C'est un roman lent et sinueux, pourtant ponctué de brutales sorties de route, à l'image de cette province norvégienne où il prend pied, dont l'immobilité des paysages figés par le froid camoufle de glissants virages meurtriers ou s'éveille soudain sous une avalanche cataclysmique.
C'est là que vit Roy Opgard, dans la ferme familiale qui surplombe le village d'Os, en vue du virage des Chèvres dont la courbe fut, quelques années auparavant, fatale à ses parents. La Cadillac DeVille dans laquelle ils trouvèrent la mort git toujours au fond du gouffre qui la borde.
Roy avait alors dix-huit ans, son frère Carl dix-sept. Il gère à présent la station-service du village, rêvant de posséder la sienne. Quant à Carl, après quinze ans d'absence pendant lesquels il a étudié aux Etats-Unis puis travaillé au Canada, il revient auréolé de ses succès, avec à son bras une jeune et belle épouse originaire de la Barbade, et en tête un projet pharaonique, celui de construire un hôtel avec spa dans la bourgade, apportant ainsi l'espoir d'un renouveau économique à la petite communauté d'Os, dont la survie à long terme est menacée par son isolement et la désertion de ses citoyens les plus talentueux.

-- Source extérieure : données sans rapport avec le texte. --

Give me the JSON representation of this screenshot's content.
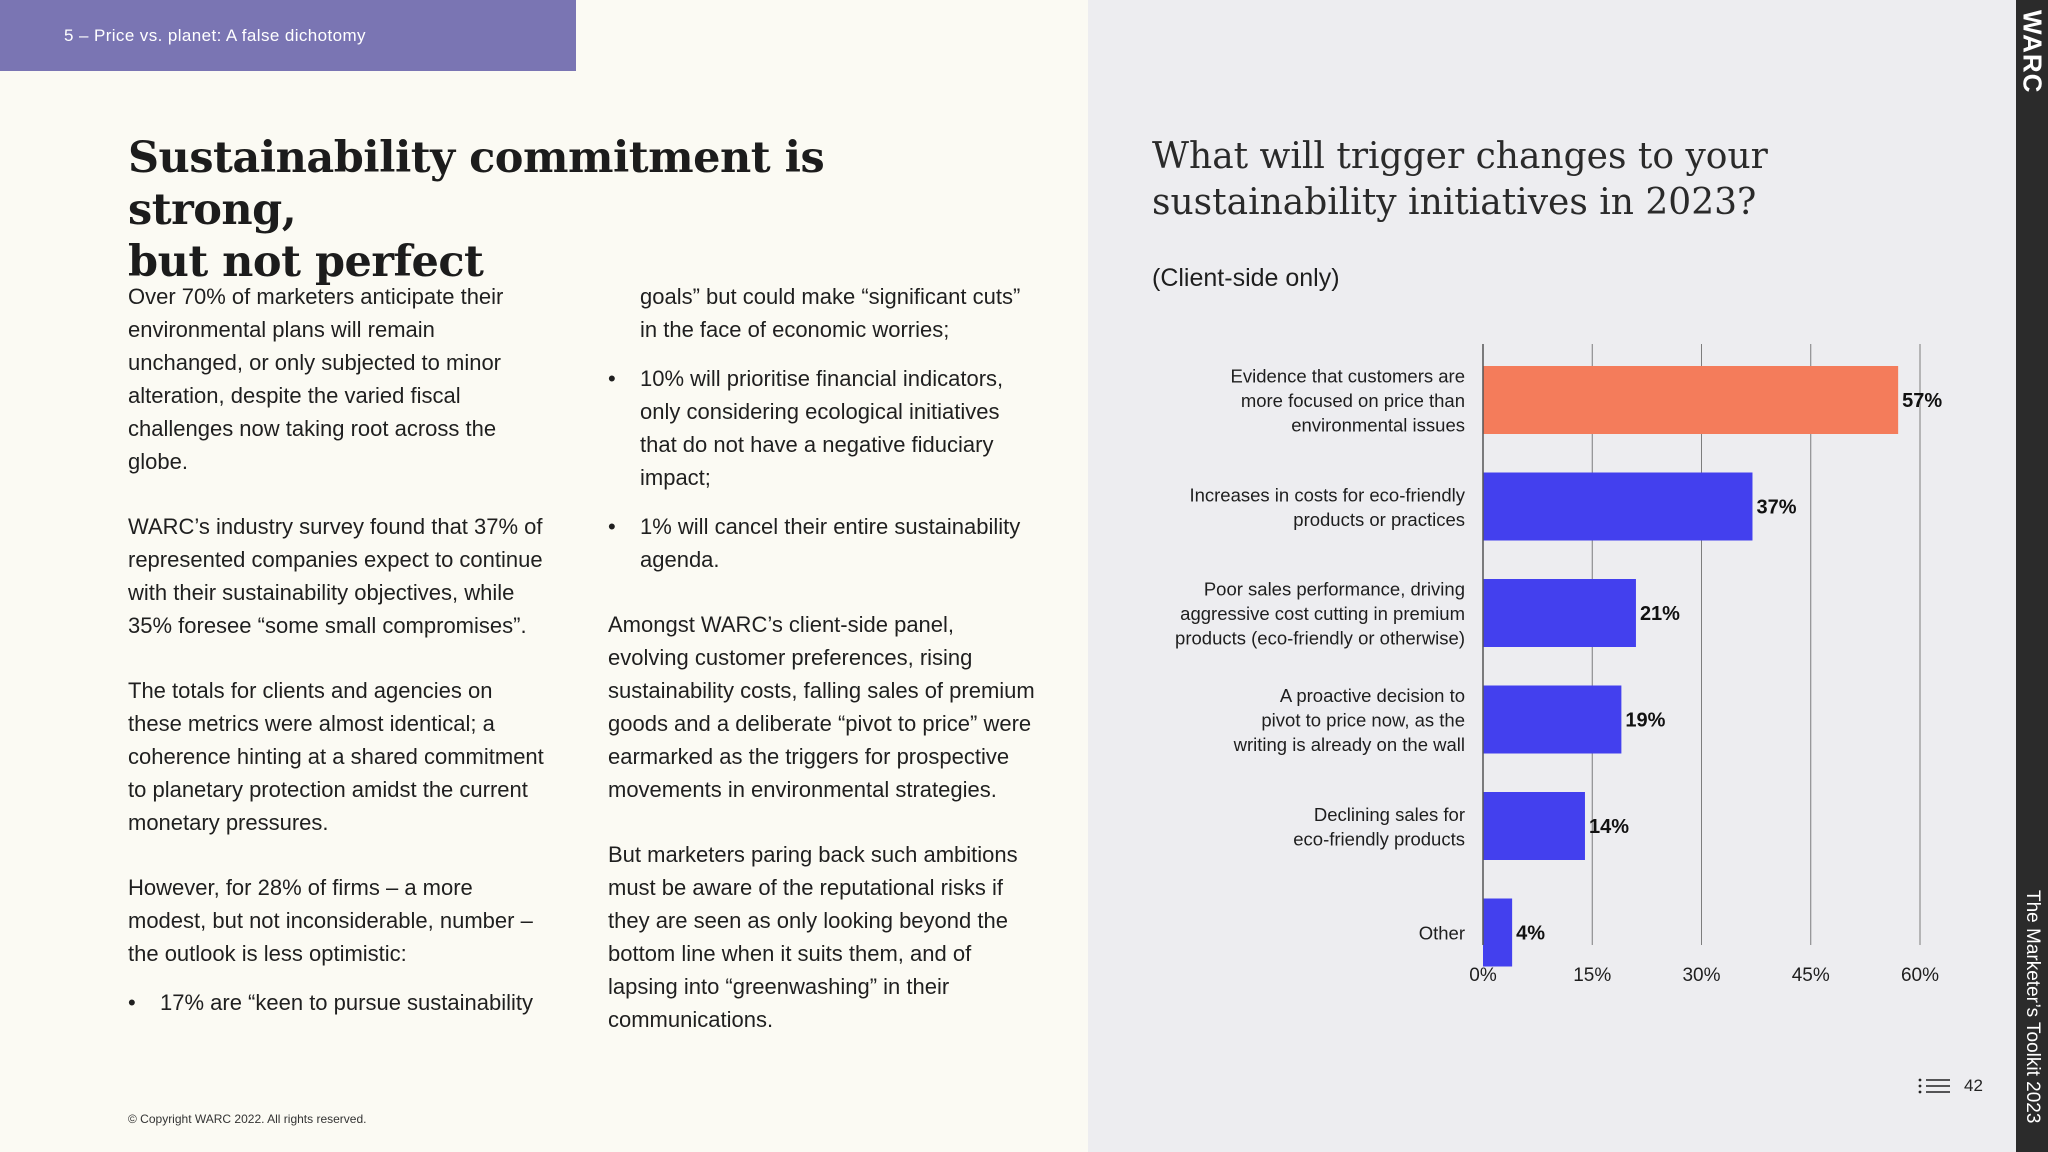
{
  "section_tab": "5 – Price vs. planet: A false dichotomy",
  "headline": {
    "line1": "Sustainability commitment is strong,",
    "line2": "but not perfect"
  },
  "body": {
    "col1_p1": "Over 70% of marketers anticipate their environmental plans will remain unchanged, or only subjected to minor alteration, despite the varied fiscal challenges now taking root across the globe.",
    "col1_p2": "WARC’s industry survey found that 37% of represented companies expect to continue with their sustainability objectives, while 35% foresee “some small compromises”.",
    "col1_p3": "The totals for clients and agencies on these metrics were almost identical; a coherence hinting at a shared commitment to planetary protection amidst the current monetary pressures.",
    "col1_p4": "However, for 28% of firms – a more modest, but not inconsiderable, number – the outlook is less optimistic:",
    "bullet_marker": "•",
    "bullet1_start": "17% are “keen to pursue sustainability",
    "bullet1_cont": "goals” but could make “significant cuts” in the face of economic worries;",
    "bullet2": "10% will prioritise financial indicators, only considering ecological initiatives that do not have a negative fiduciary impact;",
    "bullet3": "1% will cancel their entire sustainability agenda.",
    "col2_p1": "Amongst WARC’s client-side panel, evolving customer preferences, rising sustainability costs, falling sales of premium goods and a deliberate “pivot to price” were earmarked as the triggers for prospective movements in environmental strategies.",
    "col2_p2": "But marketers paring back such ambitions must be aware of the reputational risks if they are seen as only looking beyond the bottom line when it suits them, and of lapsing into “greenwashing” in their communications."
  },
  "copyright": "© Copyright WARC 2022. All rights reserved.",
  "chart_heading": {
    "line1": "What will trigger changes to your",
    "line2": "sustainability initiatives in 2023?"
  },
  "chart_subheading": "(Client-side only)",
  "chart_data": {
    "type": "bar",
    "orientation": "horizontal",
    "title": "What will trigger changes to your sustainability initiatives in 2023?",
    "subtitle": "(Client-side only)",
    "categories": [
      [
        "Evidence that customers are",
        "more focused on price than",
        "environmental issues"
      ],
      [
        "Increases in costs for eco-friendly",
        "products or practices"
      ],
      [
        "Poor sales performance, driving",
        "aggressive cost cutting in premium",
        "products (eco-friendly or otherwise)"
      ],
      [
        "A proactive decision to",
        "pivot to price now, as the",
        "writing is already on the wall"
      ],
      [
        "Declining sales for",
        "eco-friendly products"
      ],
      [
        "Other"
      ]
    ],
    "values": [
      57,
      37,
      21,
      19,
      14,
      4
    ],
    "value_labels": [
      "57%",
      "37%",
      "21%",
      "19%",
      "14%",
      "4%"
    ],
    "colors": [
      "#f47c5b",
      "#4340ee",
      "#4340ee",
      "#4340ee",
      "#4340ee",
      "#4340ee"
    ],
    "xlim": [
      0,
      60
    ],
    "xticks": [
      0,
      15,
      30,
      45,
      60
    ],
    "xtick_labels": [
      "0%",
      "15%",
      "30%",
      "45%",
      "60%"
    ],
    "grid": true
  },
  "sidebar": {
    "wordmark": "WARC",
    "publication": "The Marketer’s Toolkit 2023"
  },
  "page_number": "42",
  "icons": {
    "menu": "menu-list-icon"
  },
  "colors": {
    "section_tab_bg": "#7a75b3",
    "highlight_bar": "#f47c5b",
    "bar": "#4340ee",
    "sidebar": "#2b2b2b"
  }
}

C'est un peu le retour de la star du village : beau gosse charmeur et jovial, Carl était la coqueluche de toutes les filles, et la bête noire de leurs petits amis, ce qui a valu à Roy, qui a toujours protégé envers et contre tout son petit frère, une réputation de boxeur redoutable.
L'aîné des Opgard, qui préfère la compagnie des oiseaux à celle de ses congénères, est un homme plutôt bourru, qui en impose par son sang-froid, ses proches appréciant en revanche sa fiabilité et son humour percutant.
Il est par ailleurs le narrateur du récit, auquel il confère une dimension trouble.
Et c'est d'emblée que le lecteur comprend que quelque chose cloche, des sous-entendus récurrents laissant soupçonner quelque secrète abomination tapie dans l'histoire familiale des frères Opgard, à l'origine de l'insondable honte et de la culpabilité qui hantent Roy. le représentant de l'ordre -ici, ça s'appelle un lensmann- Kurt Olsen subodore lui aussi qu'ils sont liés à des événements pas très nets, ce qui l'incite à fureter avec insistance du côté de la ferme.
Les apparences presque caricaturales dont Jo Nesbø affuble au départ certains de ses personnages sont peu à peu démenties par la révélation de leur ambivalence et de leur face obscure. Entre secrets de famille sordides, rancunes et désirs de vengeance, l'intrigue se déroule dans une sorte de langueur délétère, d'ambiance pesante où s'installe une ambiguïté morale dérangeante.
Le lecteur est à la fois englué dans une sombre torpeur, et glacé par la survenance régulière d'une violence perpétrée à répétition et en toute impunité. Ce n'est pas toujours très bien dosé -il y a notamment un peu trop de véhicules qui tombent dans le précipice du virage des Chèvres-, au risque d'amoindrir la crédibilité de l'intrigue. le roman vaut surtout pour l'atmosphère poisseuse que crée le long monologue de Roy, et pour la précision avec laquelle l'auteur décortique les mécanismes des relations toxiques mais indestructibles qu'entretiennent ses héros.